LIII
DA CLEMÊNCIA E DA MANSIDÃO — VÍCIOS OPOSTOS: A IRA, A CRUELDADE OU FEROCIDADE
Que entendeis por clemência e mansidão?
São duas virtudes, uma destinada a moderar os castigos que hajam de impor-se, para que não excedam os limites da Justiça, e a outra destinada a moderar os movimentos interiores da ira (CLVII, 1)*.
A clemência opõe-se à severidade e a mansidão à vindita?
De maneira alguma, porque não têm o mesmo objeto e também porque, por caminhos distintos, propendem para o mesmo fim (CLVIII, 2 ad 1).
Que vícios se opõem à clemência e à mansidão?
A ira, a crueldade e a ferocidade (CLVIII, CLIX).
Que é a ira?
Um movimento do apetite irascível, que nos arrasta a tirar vingança, sem motivo ou contra a ordem e a razão (CLVIII, 2).
Quantas espécies compreende?
Três: a cólera dos violentos, que se irritam pelo motivo mais insignificante; a dos rancorosos, que guardam por muito tempo a recordação das injúrias; a dos obstinados, que não descansam enquanto não tiram vingança (CLVIII, 5).
A ira é pecado capital?
Sim, Senhor; porque o seu fim, a vingança, com a aparência de justa reparação, seduz e arrasta com facilidade os homens (CLVIII, 7).
Quais são as suas filhas?
A indignação, o orgulho, a vociferação, a blasfêmia, a injúria e a rixa (CLVIII, 7).
Existe algum vício contrário ao vício da ira?
Sim, Senhor; a apatia e a indolência, que se revelam em deixar impunes faltas que merecem corretivo (CLVIII, 8).
Que entendeis por crueldade?
A dureza de alma, que se manifesta na imposição de castigos ou penas injustas e irracionais (CLXI, 1).
Em que consiste a ferocidade?
Numa alegria e complacência selvagens, brutais e desumanas, nos sofrimentos do próximo, não os considerando como castigos merecidos, senão como meios de satisfazer rancores ou objeto de diversão.
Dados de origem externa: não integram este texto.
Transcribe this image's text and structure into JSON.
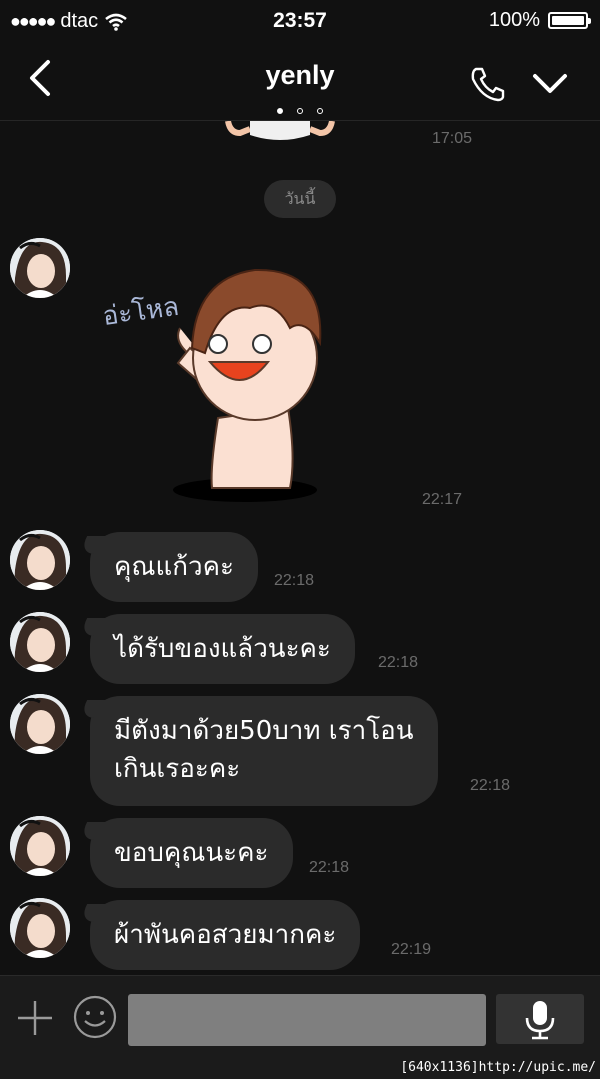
{
  "status_bar": {
    "signal": "●●●●●",
    "carrier": "dtac",
    "time": "23:57",
    "battery": "100%"
  },
  "header": {
    "title": "yenly",
    "icons": [
      "back-chevron-icon",
      "phone-icon",
      "chevron-down-icon"
    ]
  },
  "chat": {
    "prev_sticker_time": "17:05",
    "date_divider": "วันนี้",
    "sticker": {
      "text": "อ่ะโหล",
      "time": "22:17"
    },
    "messages": [
      {
        "text": "คุณแก้วคะ",
        "time": "22:18"
      },
      {
        "text": "ได้รับของแล้วนะคะ",
        "time": "22:18"
      },
      {
        "text": "มีตังมาด้วย50บาท เราโอน",
        "text2": "เกินเรอะคะ",
        "time": "22:18"
      },
      {
        "text": "ขอบคุณนะคะ",
        "time": "22:18"
      },
      {
        "text": "ผ้าพันคอสวยมากคะ",
        "time": "22:19"
      }
    ]
  },
  "input_bar": {
    "placeholder": "",
    "icons": [
      "plus-icon",
      "smiley-icon",
      "microphone-icon"
    ]
  },
  "watermark": "[640x1136]http://upic.me/",
  "colors": {
    "background": "#111111",
    "bubble": "#2b2b2b",
    "timestamp": "#6b6b6b"
  }
}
A ferocidade opõe-se diretamente à virtude da piedade (CLIX, 2).
São possíveis tais excessos?
Ainda que pareça incompreensível, aí está a história para demonstrá-lo. Povos houve, e se contam entre os mais civilizados em aparência, que achavam o mais saboroso prazer nas horripilantes cenas do anfiteatro.
LIV
DA MODÉSTIA E DA HUMILDADE — VÍCIO OPOSTO: O ORGULHO — PECADO DOS NOSSOS PRIMEIROS PAIS — NATURALISMO E LAICISMO
Qual é a última virtude agregada à temperança?
A modéstia (CLX, CLXX).
Que entendeis por modéstia?
Uma virtude que serve para refrear e moderar o apetite em matérias mais fáceis do que as da temperança, da continência, da clemência e da mansidão (CLX, 1, 2).
Logo, sobre que coisas exerce o seu influxo?
Sobre o desejo imoderado de grandezas, de saber e aprender; sobre os ademanes e movimentos do corpo e a maneira de vestir (CLX, 2).
Que nomes têm as virtudes deputadas para regular os movimentos afetivos relacionados com cada uma destas matérias?
As de humildade, estudiosidade e modéstia (Ibid).
Que entendeis por humildade?
Uma virtude que inclina o homem a reprimir e disciplinar a ambição de honras e grandezas, de forma que não queira nem procure senão as correspondentes à hierarquia em que Deus o colocou (CLXI, 1, 2).
Que consequências práticas devemos tirar desta definição?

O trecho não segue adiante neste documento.